The board discussed the immediate plan for a moratorium as well as their progress on a long-range plan to determine how many homes the water district can support.
Last December, the board voted for a six-month moratorium after reporting water production had been at record low levels for the past several years during the late summer months.
They extended the moratorium for another six months in June so the board could continue to look at long-term options to protect the water supply. The water district plans to vote to extend the moratorium again in December.
However, some residents and property owners believe the moratorium is being used to limit development. While the moratorium is in effect property owners have to come up with another water source to obtain a development permit from Clatsop County.
Each home is required to document a water source that will provide 250 gallons a day.
The county accepts several types of alternate water supply systems, including rain catchment. But the alternatives can increase building costs, leaving some property owners in limbo as they are unclear how long the moratorium will be in place.
“The water moratorium is absolutely to stop the progress of development,” said Sharyl Magnuson, a property owner and local physician.
Magnuson grew up in North Tillamook County, but upon returning to the coast she said she has felt unwelcomed in the neighborhood. She said there has been a lot of rancor between the board, some long-time homeowners and lot owners seeking to build homes.
Magnuson said she tried to obtain a building permit several months before the moratorium went into effect, but said she was told by the water district they were about to declare a moratorium so they would not give her access to water.

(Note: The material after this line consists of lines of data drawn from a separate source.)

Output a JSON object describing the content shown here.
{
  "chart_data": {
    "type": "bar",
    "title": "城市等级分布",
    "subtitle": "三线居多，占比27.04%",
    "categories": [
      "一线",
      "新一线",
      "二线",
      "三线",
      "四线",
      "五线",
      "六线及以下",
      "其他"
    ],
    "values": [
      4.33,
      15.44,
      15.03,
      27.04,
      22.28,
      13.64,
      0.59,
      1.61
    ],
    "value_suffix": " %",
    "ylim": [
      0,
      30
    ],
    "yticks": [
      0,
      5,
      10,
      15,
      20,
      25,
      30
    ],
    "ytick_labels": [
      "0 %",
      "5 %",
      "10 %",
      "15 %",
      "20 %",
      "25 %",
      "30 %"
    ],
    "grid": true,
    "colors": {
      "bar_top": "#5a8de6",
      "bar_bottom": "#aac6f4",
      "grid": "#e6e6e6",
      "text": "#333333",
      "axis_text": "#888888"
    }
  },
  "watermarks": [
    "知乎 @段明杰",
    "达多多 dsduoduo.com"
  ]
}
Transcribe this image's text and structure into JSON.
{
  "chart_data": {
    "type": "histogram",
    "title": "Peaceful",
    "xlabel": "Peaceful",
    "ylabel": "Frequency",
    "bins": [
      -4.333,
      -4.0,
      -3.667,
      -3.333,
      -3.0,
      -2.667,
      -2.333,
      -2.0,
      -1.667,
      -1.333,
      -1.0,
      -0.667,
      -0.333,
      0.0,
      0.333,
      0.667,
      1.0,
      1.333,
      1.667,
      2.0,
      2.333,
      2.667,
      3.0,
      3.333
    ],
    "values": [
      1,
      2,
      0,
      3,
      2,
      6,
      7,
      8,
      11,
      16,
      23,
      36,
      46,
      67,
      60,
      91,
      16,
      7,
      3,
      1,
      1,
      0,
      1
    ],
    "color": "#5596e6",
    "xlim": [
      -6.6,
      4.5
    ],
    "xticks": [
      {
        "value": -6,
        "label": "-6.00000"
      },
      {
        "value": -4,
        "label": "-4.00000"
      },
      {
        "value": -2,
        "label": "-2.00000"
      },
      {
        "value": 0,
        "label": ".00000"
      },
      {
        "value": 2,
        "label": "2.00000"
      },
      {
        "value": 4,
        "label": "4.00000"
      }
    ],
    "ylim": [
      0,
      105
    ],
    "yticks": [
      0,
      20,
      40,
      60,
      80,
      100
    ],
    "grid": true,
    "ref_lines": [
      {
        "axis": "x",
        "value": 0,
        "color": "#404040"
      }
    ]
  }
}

She and her husband decided to pay an additional $50,000 for a rain catchment system so they could obtain a building permit and build their home.
“What he was saying was a lot of misdirection and subtle falsehoods,” Magnuson said about Dice after the meeting. “They tapped into a major aquifer with that first well, it should take care of a community 10 times this size. There’s no need to keep the water moratorium going.”
Guido Paparoni, a lot owner with a Ph.D. in economic geology, filed a public records request to access the data the water district used to come to their conclusion.
He and his wife, Margaret Rozendaal, who has a Ph.D. in climate science, decided to use their expertise to examine the data themselves.
They concluded there is no water shortage.
David Livermore, a hydrogeologist and longtime homeowner came to the same conclusion as Paparoni.
The report was discussed at the October meeting. Dice said Paparoni’s report was not accurate, valid or pertinent.
Dice said the board’s decisions are data-driven and transparent.
Some people suggested creating a website or another digital document storage tool so people can have access to data, minutes and meeting notices.
“The board isn’t interested in doing that,” Dice said about a website. “We don’t have the skills, we don’t have the expertise.”
He said if people want to see their data, reports or other information they need to file a formal public records request.
In response to requests for teleconferencing, Dice said teleconferencing is against their board’s policy.
During public comment, several homeowners expressed their concerns about new development and especially short term rentals. Many thanked the water district for their work.
“The objective and primary concern of our water board is for the supply of safe, clean, drinking water to our entire community and that means to the residents of our community. The people who actually live here day in, day out,” Dice said.
“They don’t have second, or third, or fourth homes in Portland or Lake Oswego or West Linn or other places. They live here full time and they expect to get water when they turn on the tap 24/7 just like everybody else expects. So, while we’re empathetic with the property owners who have had a climp in their personal plans, or their financial plans, it is unfortunately what it is.”